The laws surrounding charities are complex, and none more so when we consider how the registered charity can be viewed in terms of its trading status. Here we explain how our business will be viewed in terms of the selling of goods and services.

In terms of our position as a charity, for information on how our activities fit in to the model of charitable purposes, documentation worth consulting can be found at the following link: Charity Trading - Selling Goods and Services

The first area to consider is described as 'primary purpose trading' - selling goods or services that directly further our charity's aims as they are stated in our objectives is known as primary purpose trading. These would include a care home charging to provide housing and care services for elderly people; a charity for the disabled selling products made by its beneficiaries; or a charitable theatre selling tickets for its production. Overall sponsorship of Hereward Television's training operation is primary purpose trading, where our donors provide support to fund training, and in return have their involvement acknowledged in publicity. Profits of this type of trading are exempt from tax, as are donations.

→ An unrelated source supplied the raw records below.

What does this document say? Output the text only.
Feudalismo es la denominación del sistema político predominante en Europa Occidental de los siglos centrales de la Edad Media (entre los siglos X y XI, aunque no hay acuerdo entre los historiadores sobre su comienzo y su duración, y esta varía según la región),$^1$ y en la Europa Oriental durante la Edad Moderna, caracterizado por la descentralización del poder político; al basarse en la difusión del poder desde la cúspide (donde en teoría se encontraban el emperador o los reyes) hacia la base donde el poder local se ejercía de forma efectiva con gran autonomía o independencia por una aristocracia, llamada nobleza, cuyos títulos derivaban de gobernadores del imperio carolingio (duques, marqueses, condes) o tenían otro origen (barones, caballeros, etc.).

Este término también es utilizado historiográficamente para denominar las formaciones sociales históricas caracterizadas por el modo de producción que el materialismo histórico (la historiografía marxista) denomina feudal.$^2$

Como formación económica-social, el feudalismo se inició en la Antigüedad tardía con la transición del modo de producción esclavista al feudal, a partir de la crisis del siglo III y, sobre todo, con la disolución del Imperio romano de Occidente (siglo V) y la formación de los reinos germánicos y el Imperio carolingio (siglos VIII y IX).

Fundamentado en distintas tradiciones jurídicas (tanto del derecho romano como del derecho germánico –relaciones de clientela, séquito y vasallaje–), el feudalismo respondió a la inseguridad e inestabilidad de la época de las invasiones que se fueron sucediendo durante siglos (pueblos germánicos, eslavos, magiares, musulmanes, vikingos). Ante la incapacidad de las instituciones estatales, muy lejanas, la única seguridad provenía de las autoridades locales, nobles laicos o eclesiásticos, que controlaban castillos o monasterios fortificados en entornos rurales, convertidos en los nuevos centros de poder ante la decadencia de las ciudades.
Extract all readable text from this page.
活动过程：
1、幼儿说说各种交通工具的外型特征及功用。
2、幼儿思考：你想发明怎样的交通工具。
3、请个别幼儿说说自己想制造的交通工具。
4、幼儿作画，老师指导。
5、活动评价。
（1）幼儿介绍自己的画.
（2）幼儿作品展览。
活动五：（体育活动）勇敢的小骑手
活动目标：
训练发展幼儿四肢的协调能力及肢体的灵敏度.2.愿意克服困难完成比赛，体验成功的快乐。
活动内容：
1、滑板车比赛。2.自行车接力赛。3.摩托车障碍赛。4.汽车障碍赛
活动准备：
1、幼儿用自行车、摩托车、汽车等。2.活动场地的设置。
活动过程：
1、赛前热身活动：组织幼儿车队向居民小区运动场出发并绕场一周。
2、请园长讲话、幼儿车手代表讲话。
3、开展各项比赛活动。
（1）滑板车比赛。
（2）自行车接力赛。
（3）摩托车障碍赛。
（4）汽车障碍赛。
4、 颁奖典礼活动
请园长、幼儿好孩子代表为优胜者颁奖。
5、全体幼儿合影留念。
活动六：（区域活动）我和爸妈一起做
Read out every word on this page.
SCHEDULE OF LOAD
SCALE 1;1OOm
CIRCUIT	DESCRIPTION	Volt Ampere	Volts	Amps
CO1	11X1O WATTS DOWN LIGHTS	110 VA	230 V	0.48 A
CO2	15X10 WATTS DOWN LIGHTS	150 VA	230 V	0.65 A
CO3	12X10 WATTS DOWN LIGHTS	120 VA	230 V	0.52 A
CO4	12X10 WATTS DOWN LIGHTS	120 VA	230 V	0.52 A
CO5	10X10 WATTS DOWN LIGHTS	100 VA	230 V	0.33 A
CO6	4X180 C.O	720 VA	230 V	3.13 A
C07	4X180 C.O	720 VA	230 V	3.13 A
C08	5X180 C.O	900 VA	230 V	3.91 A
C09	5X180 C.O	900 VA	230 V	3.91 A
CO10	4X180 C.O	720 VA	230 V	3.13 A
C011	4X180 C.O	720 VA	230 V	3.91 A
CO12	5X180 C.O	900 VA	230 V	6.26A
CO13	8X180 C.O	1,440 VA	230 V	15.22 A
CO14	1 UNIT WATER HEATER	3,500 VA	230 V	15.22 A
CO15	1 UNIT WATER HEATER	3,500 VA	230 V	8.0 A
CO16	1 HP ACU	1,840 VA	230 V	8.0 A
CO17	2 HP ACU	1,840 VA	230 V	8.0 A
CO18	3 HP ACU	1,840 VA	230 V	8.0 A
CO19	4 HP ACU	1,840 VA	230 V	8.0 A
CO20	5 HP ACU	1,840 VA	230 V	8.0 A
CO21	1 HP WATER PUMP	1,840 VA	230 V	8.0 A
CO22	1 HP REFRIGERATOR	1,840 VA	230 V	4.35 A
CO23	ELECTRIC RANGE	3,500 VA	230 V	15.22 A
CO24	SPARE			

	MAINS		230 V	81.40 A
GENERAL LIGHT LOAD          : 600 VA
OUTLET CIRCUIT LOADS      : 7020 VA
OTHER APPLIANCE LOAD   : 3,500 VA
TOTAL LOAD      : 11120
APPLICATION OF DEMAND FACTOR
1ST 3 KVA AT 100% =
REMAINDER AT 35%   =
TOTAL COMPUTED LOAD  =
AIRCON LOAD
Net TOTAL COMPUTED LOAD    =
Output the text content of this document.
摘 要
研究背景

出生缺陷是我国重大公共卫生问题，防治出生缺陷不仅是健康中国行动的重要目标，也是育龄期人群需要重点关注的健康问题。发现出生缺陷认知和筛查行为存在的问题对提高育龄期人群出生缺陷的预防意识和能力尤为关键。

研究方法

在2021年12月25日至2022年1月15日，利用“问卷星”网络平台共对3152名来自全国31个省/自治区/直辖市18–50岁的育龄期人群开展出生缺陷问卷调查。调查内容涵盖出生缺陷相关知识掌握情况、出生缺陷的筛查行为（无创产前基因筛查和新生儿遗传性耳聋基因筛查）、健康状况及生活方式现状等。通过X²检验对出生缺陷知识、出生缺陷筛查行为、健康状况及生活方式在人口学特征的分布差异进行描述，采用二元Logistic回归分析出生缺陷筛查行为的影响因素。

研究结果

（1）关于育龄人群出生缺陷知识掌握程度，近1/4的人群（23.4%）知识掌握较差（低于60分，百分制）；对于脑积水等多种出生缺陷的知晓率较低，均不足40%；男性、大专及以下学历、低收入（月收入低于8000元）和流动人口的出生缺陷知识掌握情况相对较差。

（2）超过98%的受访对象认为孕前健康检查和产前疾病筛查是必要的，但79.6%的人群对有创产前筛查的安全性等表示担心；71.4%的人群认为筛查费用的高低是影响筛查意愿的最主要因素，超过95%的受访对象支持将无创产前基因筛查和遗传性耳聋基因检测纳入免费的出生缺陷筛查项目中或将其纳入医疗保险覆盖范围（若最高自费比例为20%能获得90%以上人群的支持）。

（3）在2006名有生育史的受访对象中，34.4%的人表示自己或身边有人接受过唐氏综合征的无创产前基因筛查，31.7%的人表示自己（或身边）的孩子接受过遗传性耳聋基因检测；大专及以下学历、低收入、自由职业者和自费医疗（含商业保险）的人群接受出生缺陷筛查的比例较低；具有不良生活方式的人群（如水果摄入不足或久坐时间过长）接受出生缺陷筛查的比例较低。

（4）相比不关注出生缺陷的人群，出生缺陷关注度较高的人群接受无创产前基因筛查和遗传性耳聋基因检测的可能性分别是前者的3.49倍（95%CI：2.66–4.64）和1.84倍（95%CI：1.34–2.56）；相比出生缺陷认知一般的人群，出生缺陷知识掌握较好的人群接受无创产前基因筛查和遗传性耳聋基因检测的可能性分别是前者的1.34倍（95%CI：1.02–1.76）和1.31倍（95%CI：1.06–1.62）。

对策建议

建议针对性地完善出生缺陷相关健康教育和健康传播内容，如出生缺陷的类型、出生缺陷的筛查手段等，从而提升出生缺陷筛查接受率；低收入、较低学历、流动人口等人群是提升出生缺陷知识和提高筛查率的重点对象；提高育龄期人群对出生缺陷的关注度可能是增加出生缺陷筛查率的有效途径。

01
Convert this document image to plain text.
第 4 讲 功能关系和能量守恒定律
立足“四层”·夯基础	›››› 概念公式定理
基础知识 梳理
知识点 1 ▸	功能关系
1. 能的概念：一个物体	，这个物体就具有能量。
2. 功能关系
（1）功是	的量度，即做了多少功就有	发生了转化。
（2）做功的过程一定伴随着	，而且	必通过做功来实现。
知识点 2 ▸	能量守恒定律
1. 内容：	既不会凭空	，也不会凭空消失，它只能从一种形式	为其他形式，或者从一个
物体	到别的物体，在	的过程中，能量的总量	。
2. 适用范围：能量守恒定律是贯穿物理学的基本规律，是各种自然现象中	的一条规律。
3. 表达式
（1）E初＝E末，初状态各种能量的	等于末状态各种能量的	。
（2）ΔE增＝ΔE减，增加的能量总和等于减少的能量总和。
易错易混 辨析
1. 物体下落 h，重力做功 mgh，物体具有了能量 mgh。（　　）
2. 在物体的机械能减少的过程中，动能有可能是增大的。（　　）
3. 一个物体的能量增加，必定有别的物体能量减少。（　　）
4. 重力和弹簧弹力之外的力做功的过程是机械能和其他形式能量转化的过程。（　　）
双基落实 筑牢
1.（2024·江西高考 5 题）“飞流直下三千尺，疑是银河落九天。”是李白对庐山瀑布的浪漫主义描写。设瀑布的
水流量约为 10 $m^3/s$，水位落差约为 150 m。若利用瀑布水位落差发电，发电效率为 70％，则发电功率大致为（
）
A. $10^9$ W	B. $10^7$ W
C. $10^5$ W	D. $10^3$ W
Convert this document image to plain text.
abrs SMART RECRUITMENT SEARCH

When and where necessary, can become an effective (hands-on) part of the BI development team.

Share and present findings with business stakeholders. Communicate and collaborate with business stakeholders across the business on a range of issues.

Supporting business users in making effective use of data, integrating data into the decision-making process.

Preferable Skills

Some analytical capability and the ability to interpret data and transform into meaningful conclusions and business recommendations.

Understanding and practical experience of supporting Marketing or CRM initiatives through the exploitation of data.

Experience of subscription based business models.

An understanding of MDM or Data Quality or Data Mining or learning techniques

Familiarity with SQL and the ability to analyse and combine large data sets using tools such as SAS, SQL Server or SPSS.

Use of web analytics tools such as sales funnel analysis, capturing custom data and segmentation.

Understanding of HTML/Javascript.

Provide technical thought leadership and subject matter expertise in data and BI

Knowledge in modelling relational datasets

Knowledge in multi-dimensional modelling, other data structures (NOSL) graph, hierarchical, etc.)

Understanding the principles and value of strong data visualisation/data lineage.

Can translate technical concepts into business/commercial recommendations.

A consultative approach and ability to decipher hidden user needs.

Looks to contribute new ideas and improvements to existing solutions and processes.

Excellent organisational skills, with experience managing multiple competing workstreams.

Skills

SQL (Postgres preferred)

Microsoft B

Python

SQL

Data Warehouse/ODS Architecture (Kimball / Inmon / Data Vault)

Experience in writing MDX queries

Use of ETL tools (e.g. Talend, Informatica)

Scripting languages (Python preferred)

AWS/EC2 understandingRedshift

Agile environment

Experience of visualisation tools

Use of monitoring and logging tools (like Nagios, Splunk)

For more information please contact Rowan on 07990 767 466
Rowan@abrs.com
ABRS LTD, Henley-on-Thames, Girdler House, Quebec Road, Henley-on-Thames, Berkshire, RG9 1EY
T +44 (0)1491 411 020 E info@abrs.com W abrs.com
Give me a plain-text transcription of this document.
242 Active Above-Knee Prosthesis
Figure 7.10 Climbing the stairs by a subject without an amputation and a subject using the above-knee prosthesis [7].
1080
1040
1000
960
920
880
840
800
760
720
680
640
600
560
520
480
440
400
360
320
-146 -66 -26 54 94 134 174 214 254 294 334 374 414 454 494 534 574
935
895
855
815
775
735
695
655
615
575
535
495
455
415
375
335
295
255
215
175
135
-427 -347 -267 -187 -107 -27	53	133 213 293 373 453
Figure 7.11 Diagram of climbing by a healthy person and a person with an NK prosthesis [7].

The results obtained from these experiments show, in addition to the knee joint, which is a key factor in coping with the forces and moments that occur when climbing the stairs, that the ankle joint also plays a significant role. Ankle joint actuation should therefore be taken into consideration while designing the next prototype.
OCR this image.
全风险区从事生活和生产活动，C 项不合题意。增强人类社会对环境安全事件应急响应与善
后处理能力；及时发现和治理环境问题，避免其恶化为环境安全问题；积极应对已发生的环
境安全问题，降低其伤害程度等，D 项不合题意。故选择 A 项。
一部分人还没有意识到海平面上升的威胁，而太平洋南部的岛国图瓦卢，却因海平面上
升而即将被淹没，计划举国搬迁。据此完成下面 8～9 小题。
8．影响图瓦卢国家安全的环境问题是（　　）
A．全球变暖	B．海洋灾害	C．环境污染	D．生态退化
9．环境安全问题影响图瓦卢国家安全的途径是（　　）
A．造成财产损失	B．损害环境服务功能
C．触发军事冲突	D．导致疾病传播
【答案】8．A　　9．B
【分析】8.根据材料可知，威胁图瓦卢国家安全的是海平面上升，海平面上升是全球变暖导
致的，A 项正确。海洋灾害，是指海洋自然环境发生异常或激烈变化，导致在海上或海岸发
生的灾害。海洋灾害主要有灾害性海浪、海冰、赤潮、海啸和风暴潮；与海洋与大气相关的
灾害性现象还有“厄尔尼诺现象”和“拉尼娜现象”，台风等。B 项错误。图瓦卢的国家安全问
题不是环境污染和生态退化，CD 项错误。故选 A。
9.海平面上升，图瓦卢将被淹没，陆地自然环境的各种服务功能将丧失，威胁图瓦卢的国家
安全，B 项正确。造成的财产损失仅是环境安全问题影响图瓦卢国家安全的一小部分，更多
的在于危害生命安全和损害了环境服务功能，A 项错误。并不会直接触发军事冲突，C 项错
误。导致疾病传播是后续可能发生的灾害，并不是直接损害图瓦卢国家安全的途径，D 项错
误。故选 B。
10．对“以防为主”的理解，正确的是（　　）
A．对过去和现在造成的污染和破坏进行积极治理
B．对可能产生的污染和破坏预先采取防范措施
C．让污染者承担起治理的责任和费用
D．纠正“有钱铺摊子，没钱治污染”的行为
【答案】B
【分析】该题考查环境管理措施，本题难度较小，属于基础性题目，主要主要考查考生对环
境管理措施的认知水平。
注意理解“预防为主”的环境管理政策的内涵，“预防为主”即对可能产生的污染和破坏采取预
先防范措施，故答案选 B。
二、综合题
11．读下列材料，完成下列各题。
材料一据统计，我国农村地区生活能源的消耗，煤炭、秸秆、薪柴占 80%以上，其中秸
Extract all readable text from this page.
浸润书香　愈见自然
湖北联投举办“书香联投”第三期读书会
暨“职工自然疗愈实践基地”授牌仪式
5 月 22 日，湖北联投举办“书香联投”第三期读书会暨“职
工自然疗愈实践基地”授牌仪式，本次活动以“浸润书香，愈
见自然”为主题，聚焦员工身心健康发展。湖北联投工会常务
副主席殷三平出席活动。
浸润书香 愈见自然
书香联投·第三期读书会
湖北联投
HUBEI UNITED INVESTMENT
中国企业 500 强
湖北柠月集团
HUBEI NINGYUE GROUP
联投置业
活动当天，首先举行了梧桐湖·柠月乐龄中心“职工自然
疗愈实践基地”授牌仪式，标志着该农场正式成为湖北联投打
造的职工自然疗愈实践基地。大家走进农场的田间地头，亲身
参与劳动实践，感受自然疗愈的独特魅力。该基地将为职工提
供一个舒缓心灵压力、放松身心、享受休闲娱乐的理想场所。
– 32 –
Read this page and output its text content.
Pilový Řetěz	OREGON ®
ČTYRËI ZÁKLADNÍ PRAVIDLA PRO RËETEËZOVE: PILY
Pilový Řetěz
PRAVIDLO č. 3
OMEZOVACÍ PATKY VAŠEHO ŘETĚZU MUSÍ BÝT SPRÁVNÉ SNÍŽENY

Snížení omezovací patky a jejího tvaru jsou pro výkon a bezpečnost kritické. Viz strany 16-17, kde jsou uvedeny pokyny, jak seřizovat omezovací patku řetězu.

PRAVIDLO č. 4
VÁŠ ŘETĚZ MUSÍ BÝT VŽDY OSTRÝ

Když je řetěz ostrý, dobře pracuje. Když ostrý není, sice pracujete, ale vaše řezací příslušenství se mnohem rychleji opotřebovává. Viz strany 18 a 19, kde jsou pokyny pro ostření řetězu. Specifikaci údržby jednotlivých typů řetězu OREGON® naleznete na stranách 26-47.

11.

A charity might also sell goods or services that support its primary purpose trading - for example, selling food and drink to audience members in the cafe of a theatre. This is known as 'ancillary trading', and might be a consideration for the Hereward Television operation in the future.

Of more relevance to Hereward Television is 'non-primary purpose trading' where we can sell goods or services purely to raise funds. This kind of trading has no direct link to a charity's aims, but could include such things as selling greetings cards or similar items, or where a charitable theatre running a cafe that sells food and drink to members of the public, as opposed to audience members. Charities can carry out non-primary purpose trading if there is no significant risk that the charity could lose money from such ventures.

Charities must use a trading subsidiary for non-primary purpose trading where there's a significant risk that your charity could lose money. However, what Hereward Television is doing in terms of advertising on television, and programme sponsorship, does fall within non-primary purpose trading. This is because we do not stand a significant risk of losing money from such trading, the ancillary outputs produced for the station are effectively on a zero budget and the result of the training of our beneficiaries at no direct cost.

Our only costs are premises, heating, lighting, other electricity and equipment - most of which will be donated or funded from donations or non-primary trading income. Hence, there is nothing within this trading which exposes Hereward Television to significant financial risk. As such, we do not currently need, therefore, a trading subsidiary. Profits from this operation are also not exempt from tax.